The Scythian warrior was found in June at a height of 2,600 meters (8,500 feet) in the Altay Mountains in an intact burial mound or kurgan.

Parzinger said the tomb was practically untouched when the team discovered it.

"We just had to sweep away some dust and could begin," he said.

Researchers said the most striking feature about the man was his light blond hair, which Parzinger acknowledged may have yellowed after his death.

The man, who was apparently well-off, was cloaked in a beaver-skin coat with sable trim and sheep's wool lining that was in remarkably good condition, and still intact skin on his upper body revealed tattoos.

Two horses with elaborately decorated saddles and bridles, weapons and wooden, clay and animal horn vessels were placed in the tomb alongside the corpse to accompany the warrior into the next life.

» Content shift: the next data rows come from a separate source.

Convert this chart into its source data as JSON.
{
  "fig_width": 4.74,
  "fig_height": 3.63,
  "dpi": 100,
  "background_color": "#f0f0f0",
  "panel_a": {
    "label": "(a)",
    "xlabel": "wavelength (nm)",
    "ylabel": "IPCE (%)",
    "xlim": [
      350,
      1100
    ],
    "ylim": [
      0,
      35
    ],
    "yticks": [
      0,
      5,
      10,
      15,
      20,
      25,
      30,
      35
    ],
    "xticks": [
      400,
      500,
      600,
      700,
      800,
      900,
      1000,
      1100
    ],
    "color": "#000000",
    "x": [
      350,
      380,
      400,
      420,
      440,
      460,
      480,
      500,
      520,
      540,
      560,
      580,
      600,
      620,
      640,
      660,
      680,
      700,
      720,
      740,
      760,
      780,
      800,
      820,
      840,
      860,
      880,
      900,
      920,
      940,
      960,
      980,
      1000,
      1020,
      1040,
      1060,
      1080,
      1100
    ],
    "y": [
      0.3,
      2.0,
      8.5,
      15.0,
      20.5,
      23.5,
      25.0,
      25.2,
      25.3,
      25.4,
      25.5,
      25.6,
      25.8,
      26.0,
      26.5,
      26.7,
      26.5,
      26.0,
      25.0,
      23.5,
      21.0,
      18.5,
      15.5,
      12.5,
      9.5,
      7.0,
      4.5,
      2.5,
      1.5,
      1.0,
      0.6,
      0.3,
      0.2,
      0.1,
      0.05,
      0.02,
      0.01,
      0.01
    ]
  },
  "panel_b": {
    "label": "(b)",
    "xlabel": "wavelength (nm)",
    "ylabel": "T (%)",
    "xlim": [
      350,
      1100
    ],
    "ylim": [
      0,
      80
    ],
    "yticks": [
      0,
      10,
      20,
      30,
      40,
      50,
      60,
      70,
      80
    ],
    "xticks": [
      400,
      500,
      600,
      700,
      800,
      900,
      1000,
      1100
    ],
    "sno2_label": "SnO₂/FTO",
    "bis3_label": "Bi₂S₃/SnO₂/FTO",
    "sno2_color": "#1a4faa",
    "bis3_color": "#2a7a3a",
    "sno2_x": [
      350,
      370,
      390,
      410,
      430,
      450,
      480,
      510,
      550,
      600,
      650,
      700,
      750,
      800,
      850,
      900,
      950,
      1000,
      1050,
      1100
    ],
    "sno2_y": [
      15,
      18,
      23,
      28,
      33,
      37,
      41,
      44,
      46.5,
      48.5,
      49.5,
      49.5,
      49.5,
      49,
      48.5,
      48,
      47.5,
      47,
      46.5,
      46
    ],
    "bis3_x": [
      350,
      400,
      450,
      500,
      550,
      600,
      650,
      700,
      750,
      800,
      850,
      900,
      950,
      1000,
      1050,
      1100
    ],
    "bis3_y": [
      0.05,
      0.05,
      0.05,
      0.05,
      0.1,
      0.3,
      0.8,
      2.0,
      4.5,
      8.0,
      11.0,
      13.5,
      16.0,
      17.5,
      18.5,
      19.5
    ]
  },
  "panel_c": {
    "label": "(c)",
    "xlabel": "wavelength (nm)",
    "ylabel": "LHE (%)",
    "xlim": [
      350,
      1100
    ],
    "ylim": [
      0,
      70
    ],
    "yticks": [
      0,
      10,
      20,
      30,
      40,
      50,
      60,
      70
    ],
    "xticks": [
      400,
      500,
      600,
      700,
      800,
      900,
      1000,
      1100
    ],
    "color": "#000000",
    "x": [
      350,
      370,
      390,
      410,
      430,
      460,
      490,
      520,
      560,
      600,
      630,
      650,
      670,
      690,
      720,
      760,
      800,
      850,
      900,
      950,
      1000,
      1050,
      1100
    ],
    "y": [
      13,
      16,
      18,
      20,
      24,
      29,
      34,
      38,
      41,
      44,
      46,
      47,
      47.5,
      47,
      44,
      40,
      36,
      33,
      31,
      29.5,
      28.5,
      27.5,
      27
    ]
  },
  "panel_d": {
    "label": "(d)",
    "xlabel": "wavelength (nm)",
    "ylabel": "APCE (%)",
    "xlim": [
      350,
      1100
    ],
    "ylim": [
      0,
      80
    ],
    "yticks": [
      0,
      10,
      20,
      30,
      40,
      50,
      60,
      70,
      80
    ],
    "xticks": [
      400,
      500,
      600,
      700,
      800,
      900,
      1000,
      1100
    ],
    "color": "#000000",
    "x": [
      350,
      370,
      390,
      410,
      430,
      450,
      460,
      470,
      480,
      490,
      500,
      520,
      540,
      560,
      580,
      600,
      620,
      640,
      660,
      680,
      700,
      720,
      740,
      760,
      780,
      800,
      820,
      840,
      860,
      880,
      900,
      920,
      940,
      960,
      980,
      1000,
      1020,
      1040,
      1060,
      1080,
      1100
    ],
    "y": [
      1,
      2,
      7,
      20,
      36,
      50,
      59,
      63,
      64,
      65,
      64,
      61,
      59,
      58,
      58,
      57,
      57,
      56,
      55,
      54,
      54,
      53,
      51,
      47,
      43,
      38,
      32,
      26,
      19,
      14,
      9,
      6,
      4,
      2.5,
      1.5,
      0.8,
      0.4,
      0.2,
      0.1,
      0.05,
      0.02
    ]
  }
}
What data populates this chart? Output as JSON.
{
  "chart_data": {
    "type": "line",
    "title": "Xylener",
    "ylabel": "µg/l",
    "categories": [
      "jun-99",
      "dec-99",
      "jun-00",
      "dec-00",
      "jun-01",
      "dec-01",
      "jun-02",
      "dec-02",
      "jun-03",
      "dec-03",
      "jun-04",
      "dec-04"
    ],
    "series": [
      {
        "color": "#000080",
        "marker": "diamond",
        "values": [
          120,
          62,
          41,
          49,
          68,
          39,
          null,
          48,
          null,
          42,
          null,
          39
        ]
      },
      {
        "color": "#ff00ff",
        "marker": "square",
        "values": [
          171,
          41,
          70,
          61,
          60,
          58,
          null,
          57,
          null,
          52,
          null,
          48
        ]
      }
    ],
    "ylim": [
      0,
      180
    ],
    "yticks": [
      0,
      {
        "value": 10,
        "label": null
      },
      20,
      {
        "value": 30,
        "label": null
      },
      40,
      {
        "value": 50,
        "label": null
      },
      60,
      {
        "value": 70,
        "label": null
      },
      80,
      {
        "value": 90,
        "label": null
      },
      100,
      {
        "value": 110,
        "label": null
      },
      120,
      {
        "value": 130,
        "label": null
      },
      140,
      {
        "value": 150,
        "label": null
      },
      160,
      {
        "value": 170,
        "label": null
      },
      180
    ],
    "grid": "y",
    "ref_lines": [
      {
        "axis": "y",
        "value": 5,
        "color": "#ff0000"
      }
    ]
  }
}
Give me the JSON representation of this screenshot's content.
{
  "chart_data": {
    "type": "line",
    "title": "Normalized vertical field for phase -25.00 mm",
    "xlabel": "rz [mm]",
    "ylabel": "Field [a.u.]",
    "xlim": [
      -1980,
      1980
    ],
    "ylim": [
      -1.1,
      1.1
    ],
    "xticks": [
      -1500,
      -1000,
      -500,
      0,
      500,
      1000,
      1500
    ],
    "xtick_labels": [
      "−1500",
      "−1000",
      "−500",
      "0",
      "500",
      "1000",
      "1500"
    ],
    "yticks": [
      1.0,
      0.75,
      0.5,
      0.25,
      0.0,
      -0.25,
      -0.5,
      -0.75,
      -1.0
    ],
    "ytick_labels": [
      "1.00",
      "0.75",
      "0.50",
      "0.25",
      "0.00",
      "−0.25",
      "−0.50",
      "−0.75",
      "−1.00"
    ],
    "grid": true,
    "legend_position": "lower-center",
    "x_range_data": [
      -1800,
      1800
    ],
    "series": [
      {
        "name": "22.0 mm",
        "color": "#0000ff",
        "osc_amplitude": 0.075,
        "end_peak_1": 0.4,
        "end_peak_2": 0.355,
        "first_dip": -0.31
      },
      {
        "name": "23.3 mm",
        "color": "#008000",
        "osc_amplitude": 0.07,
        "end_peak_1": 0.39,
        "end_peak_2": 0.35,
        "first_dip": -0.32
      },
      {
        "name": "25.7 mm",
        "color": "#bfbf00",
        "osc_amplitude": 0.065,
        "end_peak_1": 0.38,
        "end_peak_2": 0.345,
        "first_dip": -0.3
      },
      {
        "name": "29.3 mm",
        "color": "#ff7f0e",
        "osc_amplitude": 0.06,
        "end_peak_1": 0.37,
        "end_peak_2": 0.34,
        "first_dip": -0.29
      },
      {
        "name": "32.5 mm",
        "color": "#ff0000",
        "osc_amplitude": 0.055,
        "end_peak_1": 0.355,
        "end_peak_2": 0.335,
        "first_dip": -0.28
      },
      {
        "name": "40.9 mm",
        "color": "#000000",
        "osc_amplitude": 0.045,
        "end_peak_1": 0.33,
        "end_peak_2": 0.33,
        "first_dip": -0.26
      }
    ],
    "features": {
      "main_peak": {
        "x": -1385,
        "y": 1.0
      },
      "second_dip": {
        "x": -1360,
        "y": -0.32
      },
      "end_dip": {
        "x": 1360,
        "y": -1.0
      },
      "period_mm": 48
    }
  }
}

The recovered items are currently in storage in Ulan Bator. Parzinger said even the contents of the horses' stomachs would be examined to offer insights into the region's vegetation two centuries before Christ.

Parzinger said that until now remains of the Scythians, who were Iranian nomadic peoples, had only been found on the Russian side of the Altays. He said the new find showed that their territory was much broader than first thought.

He said the ice had helped preserve the mummy and his belongings and noted that global warming also posed a threat to such archaeological finds. He said that if the trend continues, in 20 to 30 years there would be no more ice kurgans.